Une jeune étudiante du diocèse en rencontre interreligieuse nationale

Pour le Bilan annuel national, à Paris, sur les “Semaines de Rencontres Islamo-Chrétiennes“/SERIC, le samedi 18 janvier 2020, le délégué musulman haut-alpin, Rachid Neguaz, n’a pas pu participer, hélas, mais Lucie Mariani, de Veynes, 19 ans, étudiante à Paris, déléguée du Service diocésain de Dialogue interreligieux, a pu participer (comme elle a participé régulièrement à Veynes à diverses activités de Dialogue que nous avons animées, et participé aussi à Gap).

Son compte rendu peut nous intéresser vivement les uns et les autres : ” Ce fut un moment très agréable. J’ai pu me présenter et discuter avec les personnes présentes sur place, et j’ai participé à des ‘ateliers’ autour de questions organisationnelles quant aux Semaines de Rencontres islamo-chrétiennes / SERIC. C’était très intéressant de comprendre comment concrètement on pouvait gérer les groupes inter-religieux sur les territoires.

Il a été proposé également de réfléchir à un thème fil rouge pour l’année 2020. L’écologie et la solidarité sont les deux thématiques qui ont fait consensus. Certains avaient proposé des formulations du type : “Comment l’écologie spirituelle devra-t-elle permettre une écologie dans l’action ?” Ou encore : “Comment associer respect de soi et respect de l’autre sous la bannière de la solidarité?”

Le groupe du Bilan SERIC. Lucie Mariani, dans le 1er rang.

J’ai rencontré la secrétaire Farida, qui est formidable, très accueillante et pleine d’enthousiasme. De plus j’avais été mise en relation en amont avec Gustave, un ami d’une amie qui est sur Paris et qui était présent sous la bannière du mouvement interreligieux de jeunes: Coexister. Nous étions les deux plus jeunes de l’assemblée, tout le monde était très content de discuter avec nous. Et nous, nous étions ravis.          

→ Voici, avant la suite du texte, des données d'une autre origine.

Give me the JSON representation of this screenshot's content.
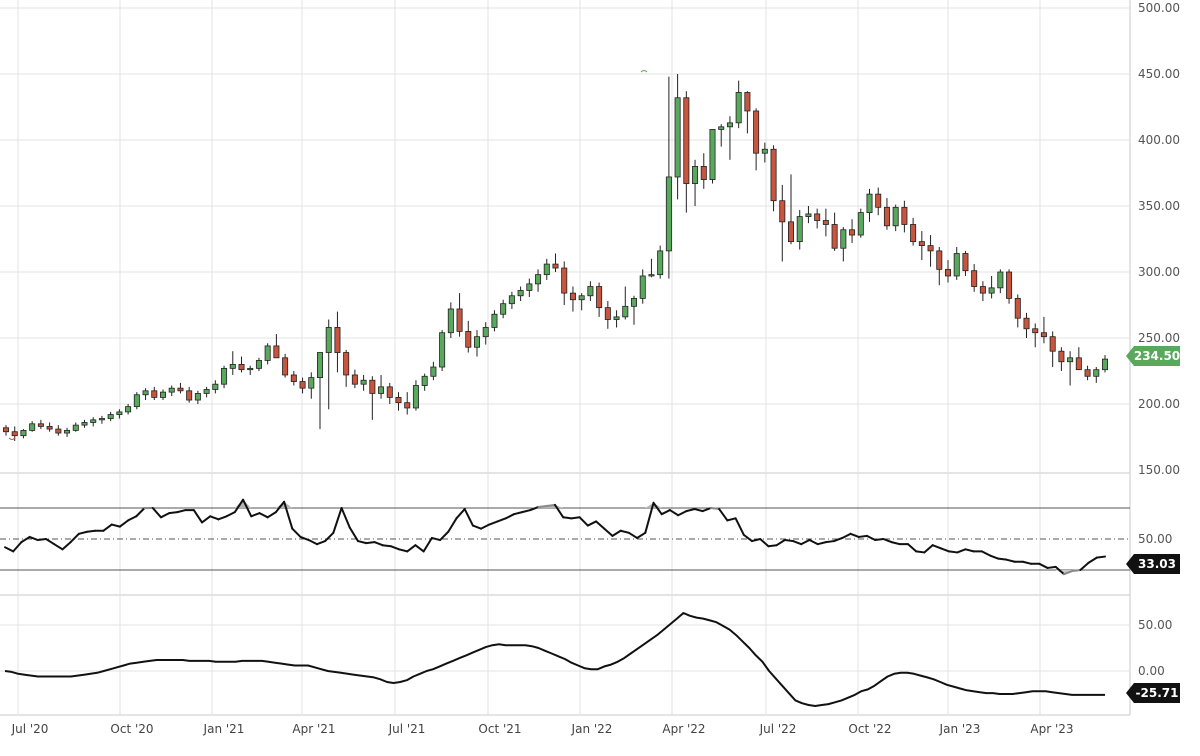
{
  "chart_data": [
    {
      "type": "candlestick",
      "interval": "weekly",
      "ylim": [
        150,
        500
      ],
      "y_ticks": [
        "500.00",
        "450.00",
        "400.00",
        "350.00",
        "300.00",
        "250.00",
        "200.00",
        "150.00"
      ],
      "last_value_label": "234.50",
      "up_color": "#5aa85e",
      "down_color": "#c8553d",
      "candles": [
        [
          182,
          184,
          176,
          179
        ],
        [
          179,
          183,
          172,
          176
        ],
        [
          176,
          181,
          174,
          180
        ],
        [
          180,
          187,
          179,
          185
        ],
        [
          185,
          188,
          181,
          183
        ],
        [
          183,
          186,
          179,
          181
        ],
        [
          181,
          184,
          176,
          178
        ],
        [
          178,
          182,
          175,
          180
        ],
        [
          180,
          186,
          179,
          184
        ],
        [
          184,
          188,
          182,
          186
        ],
        [
          186,
          190,
          183,
          188
        ],
        [
          188,
          191,
          185,
          189
        ],
        [
          189,
          194,
          187,
          192
        ],
        [
          192,
          196,
          189,
          194
        ],
        [
          194,
          200,
          192,
          198
        ],
        [
          198,
          209,
          196,
          207
        ],
        [
          207,
          212,
          203,
          210
        ],
        [
          210,
          213,
          203,
          205
        ],
        [
          205,
          211,
          203,
          209
        ],
        [
          209,
          214,
          206,
          212
        ],
        [
          212,
          216,
          208,
          210
        ],
        [
          210,
          213,
          201,
          203
        ],
        [
          203,
          210,
          200,
          208
        ],
        [
          208,
          213,
          205,
          211
        ],
        [
          211,
          218,
          208,
          215
        ],
        [
          215,
          229,
          212,
          227
        ],
        [
          227,
          240,
          222,
          230
        ],
        [
          230,
          236,
          224,
          226
        ],
        [
          226,
          229,
          222,
          227
        ],
        [
          227,
          235,
          225,
          233
        ],
        [
          233,
          246,
          230,
          244
        ],
        [
          244,
          253,
          238,
          235
        ],
        [
          235,
          238,
          220,
          222
        ],
        [
          222,
          225,
          214,
          217
        ],
        [
          217,
          220,
          208,
          212
        ],
        [
          212,
          224,
          204,
          220
        ],
        [
          220,
          234,
          181,
          239
        ],
        [
          239,
          264,
          196,
          258
        ],
        [
          258,
          270,
          224,
          239
        ],
        [
          239,
          241,
          213,
          222
        ],
        [
          222,
          226,
          212,
          215
        ],
        [
          215,
          222,
          210,
          218
        ],
        [
          218,
          221,
          188,
          208
        ],
        [
          208,
          222,
          204,
          213
        ],
        [
          213,
          216,
          200,
          205
        ],
        [
          205,
          209,
          195,
          201
        ],
        [
          201,
          209,
          192,
          197
        ],
        [
          197,
          218,
          195,
          214
        ],
        [
          214,
          223,
          210,
          221
        ],
        [
          221,
          232,
          218,
          228
        ],
        [
          228,
          256,
          225,
          254
        ],
        [
          254,
          277,
          250,
          272
        ],
        [
          272,
          284,
          251,
          255
        ],
        [
          255,
          263,
          239,
          243
        ],
        [
          243,
          256,
          236,
          251
        ],
        [
          251,
          262,
          245,
          258
        ],
        [
          258,
          271,
          255,
          268
        ],
        [
          268,
          279,
          265,
          276
        ],
        [
          276,
          285,
          272,
          282
        ],
        [
          282,
          289,
          278,
          286
        ],
        [
          286,
          295,
          281,
          291
        ],
        [
          291,
          302,
          285,
          298
        ],
        [
          298,
          310,
          294,
          306
        ],
        [
          306,
          314,
          300,
          303
        ],
        [
          303,
          308,
          275,
          284
        ],
        [
          284,
          289,
          270,
          279
        ],
        [
          279,
          284,
          271,
          282
        ],
        [
          282,
          293,
          278,
          289
        ],
        [
          289,
          292,
          266,
          273
        ],
        [
          273,
          278,
          257,
          264
        ],
        [
          264,
          271,
          258,
          266
        ],
        [
          266,
          289,
          264,
          274
        ],
        [
          274,
          282,
          260,
          280
        ],
        [
          280,
          302,
          276,
          297
        ],
        [
          297,
          310,
          296,
          298
        ],
        [
          298,
          320,
          295,
          316
        ],
        [
          316,
          448,
          295,
          372
        ],
        [
          372,
          450,
          355,
          432
        ],
        [
          432,
          437,
          345,
          367
        ],
        [
          367,
          385,
          350,
          380
        ],
        [
          380,
          390,
          363,
          370
        ],
        [
          370,
          398,
          367,
          408
        ],
        [
          408,
          412,
          395,
          410
        ],
        [
          410,
          418,
          385,
          413
        ],
        [
          413,
          445,
          409,
          436
        ],
        [
          436,
          437,
          405,
          422
        ],
        [
          422,
          424,
          377,
          390
        ],
        [
          390,
          398,
          383,
          393
        ],
        [
          393,
          396,
          346,
          354
        ],
        [
          354,
          366,
          308,
          338
        ],
        [
          338,
          374,
          321,
          323
        ],
        [
          323,
          347,
          317,
          342
        ],
        [
          342,
          350,
          337,
          344
        ],
        [
          344,
          348,
          333,
          339
        ],
        [
          339,
          348,
          327,
          336
        ],
        [
          336,
          345,
          316,
          318
        ],
        [
          318,
          334,
          308,
          332
        ],
        [
          332,
          340,
          322,
          328
        ],
        [
          328,
          348,
          326,
          345
        ],
        [
          345,
          363,
          338,
          359
        ],
        [
          359,
          364,
          343,
          349
        ],
        [
          349,
          356,
          332,
          335
        ],
        [
          335,
          351,
          331,
          349
        ],
        [
          349,
          354,
          330,
          336
        ],
        [
          336,
          341,
          320,
          323
        ],
        [
          323,
          331,
          309,
          320
        ],
        [
          320,
          328,
          304,
          316
        ],
        [
          316,
          319,
          290,
          302
        ],
        [
          302,
          309,
          292,
          297
        ],
        [
          297,
          319,
          294,
          314
        ],
        [
          314,
          316,
          297,
          301
        ],
        [
          301,
          306,
          285,
          289
        ],
        [
          289,
          293,
          278,
          284
        ],
        [
          284,
          297,
          280,
          288
        ],
        [
          288,
          302,
          284,
          300
        ],
        [
          300,
          302,
          276,
          280
        ],
        [
          280,
          283,
          258,
          265
        ],
        [
          265,
          269,
          250,
          257
        ],
        [
          257,
          261,
          243,
          254
        ],
        [
          254,
          266,
          246,
          251
        ],
        [
          251,
          255,
          228,
          240
        ],
        [
          240,
          243,
          225,
          232
        ],
        [
          232,
          240,
          214,
          235
        ],
        [
          235,
          243,
          230,
          226
        ],
        [
          226,
          229,
          218,
          221
        ],
        [
          221,
          228,
          216,
          226
        ],
        [
          226,
          237,
          224,
          234
        ]
      ]
    },
    {
      "type": "line",
      "indicator": "oscillator",
      "reference_lines": [
        80,
        50,
        20
      ],
      "y_ticks": [
        "50.00"
      ],
      "last_value_label": "33.03",
      "values": [
        42,
        38,
        47,
        52,
        49,
        50,
        45,
        40,
        47,
        55,
        57,
        58,
        58,
        64,
        62,
        68,
        72,
        80,
        80,
        71,
        75,
        76,
        78,
        78,
        66,
        72,
        69,
        72,
        76,
        88,
        72,
        75,
        71,
        76,
        86,
        60,
        52,
        49,
        45,
        48,
        56,
        80,
        61,
        48,
        46,
        47,
        44,
        43,
        40,
        38,
        44,
        38,
        51,
        49,
        57,
        70,
        79,
        63,
        60,
        64,
        67,
        70,
        74,
        76,
        78,
        81,
        82,
        83,
        71,
        70,
        71,
        63,
        67,
        60,
        53,
        58,
        56,
        51,
        56,
        85,
        74,
        78,
        73,
        77,
        79,
        77,
        80,
        79,
        68,
        70,
        54,
        48,
        50,
        43,
        44,
        49,
        48,
        45,
        49,
        45,
        47,
        48,
        51,
        55,
        52,
        53,
        49,
        50,
        47,
        45,
        45,
        38,
        37,
        44,
        41,
        38,
        37,
        40,
        38,
        38,
        34,
        31,
        30,
        28,
        28,
        26,
        26,
        22,
        23,
        16,
        19,
        20,
        27,
        32,
        33
      ]
    },
    {
      "type": "line",
      "indicator": "momentum",
      "y_ticks": [
        "50.00",
        "0.00"
      ],
      "last_value_label": "-25.71",
      "values": [
        0,
        -1,
        -3,
        -4,
        -5,
        -6,
        -6,
        -6,
        -6,
        -6,
        -6,
        -5,
        -4,
        -3,
        -2,
        0,
        2,
        4,
        6,
        8,
        9,
        10,
        11,
        12,
        12,
        12,
        12,
        12,
        11,
        11,
        11,
        11,
        10,
        10,
        10,
        10,
        11,
        11,
        11,
        11,
        10,
        9,
        8,
        7,
        6,
        6,
        6,
        4,
        2,
        0,
        -1,
        -2,
        -3,
        -4,
        -5,
        -6,
        -7,
        -9,
        -12,
        -13,
        -12,
        -10,
        -6,
        -3,
        0,
        2,
        5,
        8,
        11,
        14,
        17,
        20,
        23,
        26,
        28,
        29,
        28,
        28,
        28,
        28,
        27,
        25,
        22,
        19,
        16,
        13,
        9,
        6,
        3,
        2,
        2,
        5,
        7,
        10,
        14,
        19,
        24,
        29,
        34,
        39,
        45,
        51,
        57,
        63,
        60,
        58,
        57,
        55,
        53,
        49,
        45,
        39,
        32,
        25,
        17,
        10,
        0,
        -8,
        -16,
        -24,
        -32,
        -35,
        -37,
        -38,
        -37,
        -36,
        -34,
        -32,
        -29,
        -26,
        -22,
        -20,
        -16,
        -11,
        -6,
        -3,
        -2,
        -2,
        -3,
        -5,
        -7,
        -9,
        -12,
        -15,
        -17,
        -19,
        -21,
        -22,
        -23,
        -24,
        -24,
        -25,
        -25,
        -25,
        -24,
        -23,
        -22,
        -22,
        -22,
        -23,
        -24,
        -25,
        -26,
        -26,
        -26,
        -26,
        -26,
        -26
      ]
    }
  ],
  "x_axis": {
    "labels": [
      "Jul '20",
      "Oct '20",
      "Jan '21",
      "Apr '21",
      "Jul '21",
      "Oct '21",
      "Jan '22",
      "Apr '22",
      "Jul '22",
      "Oct '22",
      "Jan '23",
      "Apr '23"
    ]
  }
}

Il est prévu qu’une boite à outils méthodologique soit communiquée aux  acteurs des SERIC afin de faciliter l’organisation d’événement hors du Groupe d’Amitié islamo-chrétienne / GAIC national et afin que tous les SERIC profitent de l’action des autres ailleurs en France. Le but est de coorganiser toujours les réunions entre chrétiens et musulmans et de veiller à ce que les musulmans soient bien partie prenante de l’organisation. Par ailleurs, il a été dit qu’il fallait améliorer la communication et lier les SERIC régionaux entre eux.         

Nous avons clos la journée avec deux prières, une musulmane, la Fatiah (Sourate 1), et le Notre Père. Et c’était d’ailleurs drôle car Gustave, protestant, n’arrivait pas à chanter le Notre Père. En effet, l’air mélodique choisi n’est pas le même selon que l’on est protestant ou catholique. Je ne savais pas. Voilà en somme le produit final de cette belle journée “.